Code of the paper by Meyer Scetbon, Laurent Meunier and Yaniv Romano.
In this work, we propose a new computationally efficient test for conditional independence based on the Lp distance between two kernel-based representatives of well suited distributions. By evaluating the difference of these two representatives at a finite set of locations, we derive a finite dimensional approximation of the Lp metric and obtain its asymptotic distribution under the null hypothesis of conditional independence which is simply the standard normal distribution. We then design an asymptotic statisical test from it and show that it outperforms state-of-the-art methods as it is the only test able of to control the type-I error while having high power. In the following figure, we compare the performances of SoTA tests with our method on two different models where either the random variables X and Y are independent conditonally on Z or not.
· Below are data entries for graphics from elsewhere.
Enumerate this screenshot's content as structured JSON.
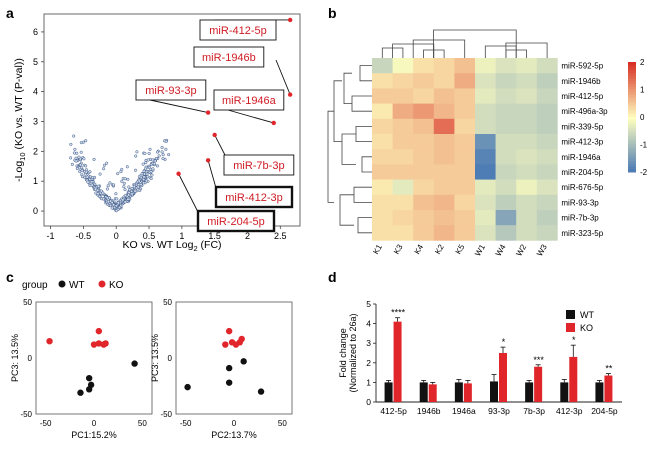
{
  "panels": {
    "a": {
      "letter": "a",
      "chart_data": {
        "type": "scatter",
        "xlabel": "KO vs. WT Log",
        "xlabel_sub": "2",
        "xlabel_suffix": " (FC)",
        "ylabel_prefix": "-Log",
        "ylabel_sub": "10",
        "ylabel_suffix": " (KO vs. WT (P-val))",
        "xlim": [
          -1.1,
          2.8
        ],
        "ylim": [
          -0.5,
          6.6
        ],
        "xticks": [
          "-1",
          "-0.5",
          "0",
          "0.5",
          "1",
          "1.5",
          "2",
          "2.5"
        ],
        "xtick_values": [
          -1,
          -0.5,
          0,
          0.5,
          1,
          1.5,
          2,
          2.5
        ],
        "yticks": [
          "0",
          "1",
          "2",
          "3",
          "4",
          "5",
          "6"
        ],
        "ytick_values": [
          0,
          1,
          2,
          3,
          4,
          5,
          6
        ],
        "highlighted": [
          {
            "label": "miR-412-5p",
            "x": 2.65,
            "y": 6.4,
            "boxed": false
          },
          {
            "label": "miR-1946b",
            "x": 2.65,
            "y": 3.9,
            "boxed": false
          },
          {
            "label": "miR-93-3p",
            "x": 1.4,
            "y": 3.3,
            "boxed": false
          },
          {
            "label": "miR-1946a",
            "x": 2.4,
            "y": 2.95,
            "boxed": false
          },
          {
            "label": "miR-7b-3p",
            "x": 1.5,
            "y": 2.55,
            "boxed": false
          },
          {
            "label": "miR-412-3p",
            "x": 1.4,
            "y": 1.7,
            "boxed": true
          },
          {
            "label": "miR-204-5p",
            "x": 0.95,
            "y": 1.25,
            "boxed": true
          }
        ]
      }
    },
    "b": {
      "letter": "b",
      "chart_data": {
        "type": "heatmap",
        "columns": [
          "K1",
          "K3",
          "K4",
          "K2",
          "K5",
          "W1",
          "W4",
          "W2",
          "W3"
        ],
        "rows": [
          "miR-592-5p",
          "miR-1946b",
          "miR-412-5p",
          "miR-496a-3p",
          "miR-339-5p",
          "miR-412-3p",
          "miR-1946a",
          "miR-204-5p",
          "miR-676-5p",
          "miR-93-3p",
          "miR-7b-3p",
          "miR-323-5p"
        ],
        "values": [
          [
            -0.6,
            -0.1,
            0.3,
            0.4,
            0.6,
            -0.2,
            -0.4,
            -0.3,
            -0.5
          ],
          [
            0.3,
            0.4,
            0.5,
            0.4,
            0.8,
            -0.4,
            -0.6,
            -0.5,
            -0.7
          ],
          [
            0.5,
            0.5,
            0.4,
            0.6,
            0.5,
            -0.3,
            -0.5,
            -0.4,
            -0.6
          ],
          [
            0.2,
            0.8,
            1.0,
            0.7,
            0.5,
            -0.5,
            -0.6,
            -0.6,
            -0.7
          ],
          [
            0.4,
            0.5,
            0.6,
            1.4,
            0.4,
            -0.5,
            -0.6,
            -0.6,
            -0.7
          ],
          [
            0.3,
            0.5,
            0.5,
            0.6,
            0.5,
            -1.6,
            -0.5,
            -0.5,
            -0.6
          ],
          [
            0.4,
            0.4,
            0.5,
            0.6,
            0.5,
            -1.8,
            -0.5,
            -0.4,
            -0.5
          ],
          [
            0.5,
            0.5,
            0.5,
            0.5,
            0.5,
            -1.9,
            -0.6,
            -0.5,
            -0.6
          ],
          [
            0.2,
            -0.3,
            0.4,
            0.5,
            0.5,
            -0.3,
            -0.5,
            -0.2,
            -0.4
          ],
          [
            0.3,
            0.3,
            0.6,
            0.7,
            0.4,
            -0.4,
            -0.7,
            -0.5,
            -0.6
          ],
          [
            0.3,
            0.4,
            0.5,
            0.6,
            0.5,
            -0.3,
            -1.3,
            -0.5,
            -0.7
          ],
          [
            0.3,
            0.3,
            0.5,
            0.7,
            0.5,
            -0.4,
            -0.8,
            -0.5,
            -0.6
          ]
        ],
        "scale_ticks": [
          "2",
          "1",
          "0",
          "-1",
          "-2"
        ],
        "scale_values": [
          2,
          1,
          0,
          -1,
          -2
        ],
        "scale_colors": {
          "high": "#d73027",
          "mid": "#ffffbf",
          "low": "#4575b4"
        }
      }
    },
    "c": {
      "letter": "c",
      "legend_title": "group",
      "legend": [
        {
          "label": "WT",
          "color": "#111111"
        },
        {
          "label": "KO",
          "color": "#e0262a"
        }
      ],
      "chart_data": [
        {
          "type": "scatter",
          "xlabel": "PC1:15.2%",
          "ylabel": "PC3: 13.5%",
          "xlim": [
            -60,
            60
          ],
          "ylim": [
            -50,
            50
          ],
          "xticks": [
            "-50",
            "0",
            "50"
          ],
          "xtick_values": [
            -50,
            0,
            50
          ],
          "yticks": [
            "50",
            "0",
            "-50"
          ],
          "ytick_values": [
            50,
            0,
            -50
          ],
          "series": [
            {
              "name": "WT",
              "points": [
                [
                  -5,
                  -28
                ],
                [
                  -14,
                  -31
                ],
                [
                  -5,
                  -18
                ],
                [
                  -3,
                  -24
                ],
                [
                  42,
                  -5
                ]
              ]
            },
            {
              "name": "KO",
              "points": [
                [
                  -46,
                  15
                ],
                [
                  5,
                  24
                ],
                [
                  0,
                  12
                ],
                [
                  5,
                  13
                ],
                [
                  10,
                  12
                ],
                [
                  12,
                  13
                ]
              ]
            }
          ]
        },
        {
          "type": "scatter",
          "xlabel": "PC2:13.7%",
          "ylabel": "PC3: 13.5%",
          "xlim": [
            -60,
            60
          ],
          "ylim": [
            -50,
            50
          ],
          "xticks": [
            "-50",
            "0",
            "50"
          ],
          "xtick_values": [
            -50,
            0,
            50
          ],
          "yticks": [
            "50",
            "0",
            "-50"
          ],
          "ytick_values": [
            50,
            0,
            -50
          ],
          "series": [
            {
              "name": "WT",
              "points": [
                [
                  -48,
                  -26
                ],
                [
                  -5,
                  -9
                ],
                [
                  10,
                  -3
                ],
                [
                  -5,
                  -22
                ],
                [
                  28,
                  -30
                ]
              ]
            },
            {
              "name": "KO",
              "points": [
                [
                  -5,
                  24
                ],
                [
                  -9,
                  12
                ],
                [
                  -2,
                  14
                ],
                [
                  2,
                  12
                ],
                [
                  6,
                  14
                ],
                [
                  8,
                  17
                ]
              ]
            }
          ]
        }
      ]
    },
    "d": {
      "letter": "d",
      "chart_data": {
        "type": "bar",
        "ylabel": "Fold change",
        "ylabel2": "(Normalized to 26a)",
        "ylim": [
          0,
          5
        ],
        "yticks": [
          "0",
          "1",
          "2",
          "3",
          "4",
          "5"
        ],
        "ytick_values": [
          0,
          1,
          2,
          3,
          4,
          5
        ],
        "categories": [
          "412-5p",
          "1946b",
          "1946a",
          "93-3p",
          "7b-3p",
          "412-3p",
          "204-5p"
        ],
        "series": [
          {
            "name": "WT",
            "color": "#111111",
            "values": [
              1.0,
              1.0,
              1.0,
              1.05,
              1.0,
              1.0,
              1.0
            ],
            "errors": [
              0.1,
              0.1,
              0.15,
              0.35,
              0.1,
              0.15,
              0.1
            ]
          },
          {
            "name": "KO",
            "color": "#e0262a",
            "values": [
              4.1,
              0.9,
              0.95,
              2.5,
              1.8,
              2.3,
              1.35
            ],
            "errors": [
              0.2,
              0.1,
              0.15,
              0.3,
              0.1,
              0.6,
              0.1
            ]
          }
        ],
        "significance": [
          "****",
          "",
          "",
          "*",
          "***",
          "*",
          "**"
        ]
      }
    }
  }
}
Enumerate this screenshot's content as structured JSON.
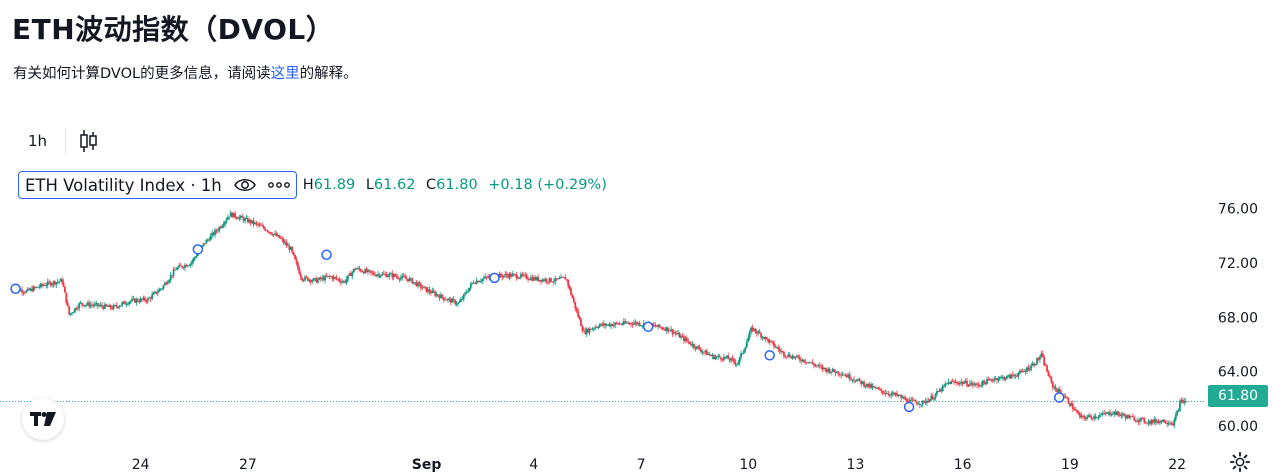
{
  "header": {
    "title": "ETH波动指数（DVOL）",
    "subtitle_before": "有关如何计算DVOL的更多信息，请阅读",
    "subtitle_link": "这里",
    "subtitle_after": "的解释。"
  },
  "toolbar": {
    "interval": "1h",
    "chart_style_icon": "candlestick-icon"
  },
  "legend": {
    "symbol": "ETH Volatility Index · 1h",
    "high_label": "H",
    "high": "61.89",
    "low_label": "L",
    "low": "61.62",
    "close_label": "C",
    "close": "61.80",
    "change": "+0.18 (+0.29%)",
    "visibility_icon": "eye-icon",
    "more_icon": "more-dots-icon"
  },
  "price_tag": "61.80",
  "colors": {
    "up": "#089981",
    "down": "#f23645",
    "accent": "#2962ff",
    "last_price": "#22ab94"
  },
  "chart_data": {
    "type": "candlestick",
    "y_ticks": [
      "76.00",
      "72.00",
      "68.00",
      "64.00",
      "60.00"
    ],
    "y_tick_values": [
      76,
      72,
      68,
      64,
      60
    ],
    "ylim": [
      58.6,
      77.0
    ],
    "x_ticks": [
      {
        "label": "24",
        "x": 24
      },
      {
        "label": "27",
        "x": 27
      },
      {
        "label": "Sep",
        "x": 32
      },
      {
        "label": "4",
        "x": 35
      },
      {
        "label": "7",
        "x": 38
      },
      {
        "label": "10",
        "x": 41
      },
      {
        "label": "13",
        "x": 44
      },
      {
        "label": "16",
        "x": 47
      },
      {
        "label": "19",
        "x": 50
      },
      {
        "label": "22",
        "x": 53
      }
    ],
    "xlim": [
      20.4,
      53.5
    ],
    "last_price": 61.8,
    "close_path": [
      [
        20.4,
        70.2
      ],
      [
        20.8,
        69.9
      ],
      [
        21.3,
        70.4
      ],
      [
        21.8,
        70.7
      ],
      [
        22.0,
        68.2
      ],
      [
        22.3,
        69.0
      ],
      [
        22.7,
        68.9
      ],
      [
        23.2,
        68.7
      ],
      [
        23.7,
        69.2
      ],
      [
        24.2,
        69.3
      ],
      [
        24.6,
        70.2
      ],
      [
        25.0,
        71.6
      ],
      [
        25.4,
        72.0
      ],
      [
        25.8,
        73.5
      ],
      [
        26.2,
        74.6
      ],
      [
        26.5,
        75.6
      ],
      [
        26.8,
        75.3
      ],
      [
        27.1,
        75.0
      ],
      [
        27.5,
        74.5
      ],
      [
        27.9,
        73.8
      ],
      [
        28.2,
        73.0
      ],
      [
        28.5,
        70.9
      ],
      [
        28.9,
        70.7
      ],
      [
        29.3,
        71.0
      ],
      [
        29.7,
        70.6
      ],
      [
        30.0,
        71.6
      ],
      [
        30.5,
        71.2
      ],
      [
        31.0,
        71.1
      ],
      [
        31.5,
        70.8
      ],
      [
        32.0,
        70.0
      ],
      [
        32.5,
        69.4
      ],
      [
        32.9,
        69.0
      ],
      [
        33.3,
        70.6
      ],
      [
        33.8,
        71.0
      ],
      [
        34.3,
        71.1
      ],
      [
        34.7,
        71.0
      ],
      [
        35.1,
        70.8
      ],
      [
        35.6,
        70.7
      ],
      [
        35.9,
        70.9
      ],
      [
        36.2,
        68.4
      ],
      [
        36.4,
        66.9
      ],
      [
        36.8,
        67.4
      ],
      [
        37.3,
        67.5
      ],
      [
        37.8,
        67.6
      ],
      [
        38.3,
        67.4
      ],
      [
        38.8,
        67.1
      ],
      [
        39.2,
        66.4
      ],
      [
        39.6,
        65.7
      ],
      [
        40.0,
        65.1
      ],
      [
        40.4,
        65.0
      ],
      [
        40.7,
        64.6
      ],
      [
        40.9,
        65.8
      ],
      [
        41.1,
        67.2
      ],
      [
        41.5,
        66.4
      ],
      [
        42.0,
        65.3
      ],
      [
        42.6,
        64.8
      ],
      [
        43.1,
        64.2
      ],
      [
        43.6,
        63.9
      ],
      [
        44.0,
        63.4
      ],
      [
        44.4,
        62.9
      ],
      [
        44.8,
        62.5
      ],
      [
        45.2,
        62.2
      ],
      [
        45.5,
        61.8
      ],
      [
        45.9,
        61.7
      ],
      [
        46.2,
        62.2
      ],
      [
        46.6,
        63.2
      ],
      [
        47.0,
        63.2
      ],
      [
        47.4,
        63.0
      ],
      [
        47.9,
        63.5
      ],
      [
        48.3,
        63.6
      ],
      [
        48.7,
        64.0
      ],
      [
        49.0,
        64.6
      ],
      [
        49.2,
        65.2
      ],
      [
        49.5,
        63.0
      ],
      [
        49.9,
        62.0
      ],
      [
        50.3,
        60.6
      ],
      [
        50.7,
        60.7
      ],
      [
        51.2,
        61.0
      ],
      [
        51.7,
        60.6
      ],
      [
        52.2,
        60.3
      ],
      [
        52.6,
        60.4
      ],
      [
        52.9,
        60.2
      ],
      [
        53.1,
        61.8
      ],
      [
        53.3,
        61.8
      ]
    ],
    "markers": [
      {
        "x": 20.5,
        "y": 70.1
      },
      {
        "x": 25.6,
        "y": 73.0
      },
      {
        "x": 29.2,
        "y": 72.6
      },
      {
        "x": 33.9,
        "y": 70.9
      },
      {
        "x": 38.2,
        "y": 67.3
      },
      {
        "x": 41.6,
        "y": 65.2
      },
      {
        "x": 45.5,
        "y": 61.4
      },
      {
        "x": 49.7,
        "y": 62.1
      }
    ]
  }
}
In our code, we allow the optimization of the hyperparameters involved in the Regularized Least-Squares estimators. To do so, we propose a Gaussian Process (GP) regression that maximizes the likelihood of the observations. While carrying out a precise GP regression can be prohibitive, in practice, we run this method only on a batch of size 200 observations randomly selected and we perform only 15 iterations for choosing the hyperparameters involved in the RLS problems. We consider the implementation of the GP proposed in scikit-learn where we constraint the maximum number of iterations of the GP. More precisely, in the file sklearn/gaussian_process/_gpr.py we have modified the function called "_constrained_optimization" by adding the following options to the optimizer: options={'disp': None, 'maxcor': 10, 'ftol': 1e-3, 'gtol': 1e-05, 'eps': 1e-08, 'maxfun': 15000, 'maxiter': 15, 'iprint': - 1, 'maxls': 20}.
In this file we provide some toy examples where we test our method on the syntetic datasets presented in the paper.